Many Gen Xers are buying property later in life because homes are dearer, or starting again after a relationship breakdown.

“To get the same kind of house they may have had to sell previously, they're paying hundreds of thousands more,” Ms Jackson says.

“I see a lot of people that are separated. They thought they were set, they separate, all assets are sold, and they feel like they're starting again often in second marriages, new relationships, buying again later in life, with a new partner.

“In essence they’re starting again. They felt like they were tracking well, and now they aren't, because often they've lost some super in the divorce settlement, and sold houses that they bought a lot cheaper. Now they're having to buy again at a much higher price, with a much larger mortgage.”

Many Gen Xers are also choosing smaller properties, the report shows, reducing their ability to downsize later.

“If they stayed in the family home they had in their first marriage, they could downsize and have all this extra cash flow available to them,” she says.

“But that isn't an option anymore, because that's already been sold and assets divided. Now they're buying smaller, so come retirement, downsizing is no longer an option.”
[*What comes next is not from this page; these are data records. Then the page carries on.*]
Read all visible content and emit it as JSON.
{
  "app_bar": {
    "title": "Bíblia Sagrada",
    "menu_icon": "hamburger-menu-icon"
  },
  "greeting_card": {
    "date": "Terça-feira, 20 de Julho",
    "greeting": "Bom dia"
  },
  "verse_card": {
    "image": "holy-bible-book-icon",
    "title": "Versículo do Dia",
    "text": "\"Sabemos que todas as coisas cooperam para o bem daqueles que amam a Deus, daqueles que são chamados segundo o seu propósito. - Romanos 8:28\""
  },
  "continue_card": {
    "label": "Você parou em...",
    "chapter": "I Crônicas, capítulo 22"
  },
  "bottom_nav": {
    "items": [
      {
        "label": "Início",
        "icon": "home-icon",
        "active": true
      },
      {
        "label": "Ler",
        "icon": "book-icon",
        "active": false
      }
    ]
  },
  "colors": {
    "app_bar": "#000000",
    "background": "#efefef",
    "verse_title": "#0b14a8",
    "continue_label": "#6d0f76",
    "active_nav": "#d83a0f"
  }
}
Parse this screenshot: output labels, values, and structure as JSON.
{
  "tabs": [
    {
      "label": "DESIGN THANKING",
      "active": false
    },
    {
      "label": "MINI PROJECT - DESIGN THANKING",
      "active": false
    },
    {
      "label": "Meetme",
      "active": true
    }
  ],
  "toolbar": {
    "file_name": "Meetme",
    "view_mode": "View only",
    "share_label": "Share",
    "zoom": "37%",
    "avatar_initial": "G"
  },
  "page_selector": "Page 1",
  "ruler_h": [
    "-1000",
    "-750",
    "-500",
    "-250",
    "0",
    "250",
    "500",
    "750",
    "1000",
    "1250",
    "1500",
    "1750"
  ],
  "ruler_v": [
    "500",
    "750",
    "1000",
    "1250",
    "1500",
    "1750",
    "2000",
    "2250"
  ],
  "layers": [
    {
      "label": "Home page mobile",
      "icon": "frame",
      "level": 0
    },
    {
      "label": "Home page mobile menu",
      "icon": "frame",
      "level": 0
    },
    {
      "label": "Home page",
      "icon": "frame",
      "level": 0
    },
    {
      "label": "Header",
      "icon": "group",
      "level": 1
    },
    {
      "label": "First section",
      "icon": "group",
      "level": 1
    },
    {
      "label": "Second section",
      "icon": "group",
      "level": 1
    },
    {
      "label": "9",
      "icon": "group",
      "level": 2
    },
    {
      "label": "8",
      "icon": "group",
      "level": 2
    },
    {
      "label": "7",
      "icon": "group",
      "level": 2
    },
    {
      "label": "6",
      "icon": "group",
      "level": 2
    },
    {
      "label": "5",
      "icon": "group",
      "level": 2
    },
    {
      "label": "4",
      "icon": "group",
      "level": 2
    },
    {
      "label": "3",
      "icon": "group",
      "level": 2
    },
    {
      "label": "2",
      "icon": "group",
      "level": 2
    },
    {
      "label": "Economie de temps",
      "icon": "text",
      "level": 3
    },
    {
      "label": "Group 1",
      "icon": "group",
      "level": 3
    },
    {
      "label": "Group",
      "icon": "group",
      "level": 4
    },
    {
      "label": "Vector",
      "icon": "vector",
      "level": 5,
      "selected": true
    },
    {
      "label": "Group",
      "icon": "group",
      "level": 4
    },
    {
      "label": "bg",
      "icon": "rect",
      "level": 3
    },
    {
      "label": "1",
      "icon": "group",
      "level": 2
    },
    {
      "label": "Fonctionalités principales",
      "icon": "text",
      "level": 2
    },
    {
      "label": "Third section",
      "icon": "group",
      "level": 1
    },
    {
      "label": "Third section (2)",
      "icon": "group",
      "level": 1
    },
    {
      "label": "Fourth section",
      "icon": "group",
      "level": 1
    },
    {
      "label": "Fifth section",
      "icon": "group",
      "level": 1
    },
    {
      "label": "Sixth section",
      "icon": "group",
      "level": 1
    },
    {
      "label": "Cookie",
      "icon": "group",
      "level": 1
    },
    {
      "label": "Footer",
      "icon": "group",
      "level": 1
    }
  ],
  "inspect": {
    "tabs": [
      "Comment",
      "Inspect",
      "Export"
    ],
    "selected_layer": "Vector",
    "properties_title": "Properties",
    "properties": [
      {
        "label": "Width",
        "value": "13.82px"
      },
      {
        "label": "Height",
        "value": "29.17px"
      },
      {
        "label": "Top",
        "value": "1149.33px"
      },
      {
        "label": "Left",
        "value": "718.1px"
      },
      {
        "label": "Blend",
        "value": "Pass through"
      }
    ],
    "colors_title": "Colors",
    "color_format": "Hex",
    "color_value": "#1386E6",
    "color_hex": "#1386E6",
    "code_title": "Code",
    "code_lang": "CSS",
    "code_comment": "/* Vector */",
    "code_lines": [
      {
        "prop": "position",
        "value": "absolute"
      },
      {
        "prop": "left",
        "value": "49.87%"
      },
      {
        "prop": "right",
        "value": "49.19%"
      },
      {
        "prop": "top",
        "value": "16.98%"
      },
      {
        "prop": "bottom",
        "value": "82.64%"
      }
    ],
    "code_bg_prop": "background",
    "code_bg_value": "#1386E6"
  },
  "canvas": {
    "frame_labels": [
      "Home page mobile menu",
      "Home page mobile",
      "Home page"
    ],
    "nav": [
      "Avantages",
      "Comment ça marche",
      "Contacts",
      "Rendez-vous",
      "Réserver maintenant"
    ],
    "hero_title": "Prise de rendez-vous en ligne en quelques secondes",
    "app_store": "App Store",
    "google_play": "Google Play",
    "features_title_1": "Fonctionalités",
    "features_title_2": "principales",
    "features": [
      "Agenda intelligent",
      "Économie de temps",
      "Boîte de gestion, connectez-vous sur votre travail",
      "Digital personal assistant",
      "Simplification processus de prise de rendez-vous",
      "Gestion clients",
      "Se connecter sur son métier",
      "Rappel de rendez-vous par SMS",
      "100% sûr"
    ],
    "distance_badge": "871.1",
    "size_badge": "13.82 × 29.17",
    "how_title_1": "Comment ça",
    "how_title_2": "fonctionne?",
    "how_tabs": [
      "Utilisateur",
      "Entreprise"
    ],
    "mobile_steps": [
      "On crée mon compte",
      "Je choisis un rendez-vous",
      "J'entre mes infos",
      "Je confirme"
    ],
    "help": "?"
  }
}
Others are relocating to more affordable regional areas.

Moving to regional areas is increasingly popular. Picture: Getty


Typically, mortgages run for 30 years. For borrowers entering the housing market at 50, a shorter loan term would ideally ensure their debt is cleared before retirement. However, current house prices and income levels often make that unrealistic.

“If someone aged 50 was wanting to buy a home, in an ideal world we'd just do a 15-year loan term, so we know that mortgage would be finished by the time they retire. However, affordability doesn't allow for that. We still can do a 30-year loan term, but we have to really define the exit strategy.”

Once a borrower reaches 50, banks pay closer attention to that exit strategy - how they plan to repay mortgage debt before retiring.

That might involve downsizing, moving to a cheaper area, or drawing on superannuation savings. However, relying on super to clear mortgage debt is not always ideal.

“That's a flawed situation, because if they use their entire super to finalise their mortgage, then what's retirement look like for them?” Ms Jackson says.

The ASFA Retirement Standard estimates singles aged 67 need $630,000 in super for a comfortable retirement, while couples require $730,000. Yet past AMP research found many Gen Xers are falling short.

Ms Jackson says uncertainty about retirement is felt particularly among self-employed Australians, many of whom do not contribute regularly to super and are “just living for now”.

“Most people I speak to don't have a solid plan,” she says.

Many Gen Xers are expecting to retire with mortgage debt. Picture: Getty


Living week-to-week while employed can also be a warning sign for future financial stress in retirement.

Many older borrowers also carry credit card and car loan debts, and are refinancing their mortgages to consolidate all debts into one loan.

For those worried about retiring with mortgage debt, Ms Jackson recommends seeking financial advice early and developing a long-term plan.

The first step is to understand what you want retirement to look like and how much money you’ll need for that lifestyle.

From there, borrowers can develop a strategy to reduce mortgage debt while continuing to boost super. For many, combining both strategies may be best.

A financial planner can help with salary sacrificing and transition-to-retirement arrangements to pay down your mortgage faster.

“It needs to be a long game, and something that is worked on and thought about a lot earlier,” Ms Jackson adds.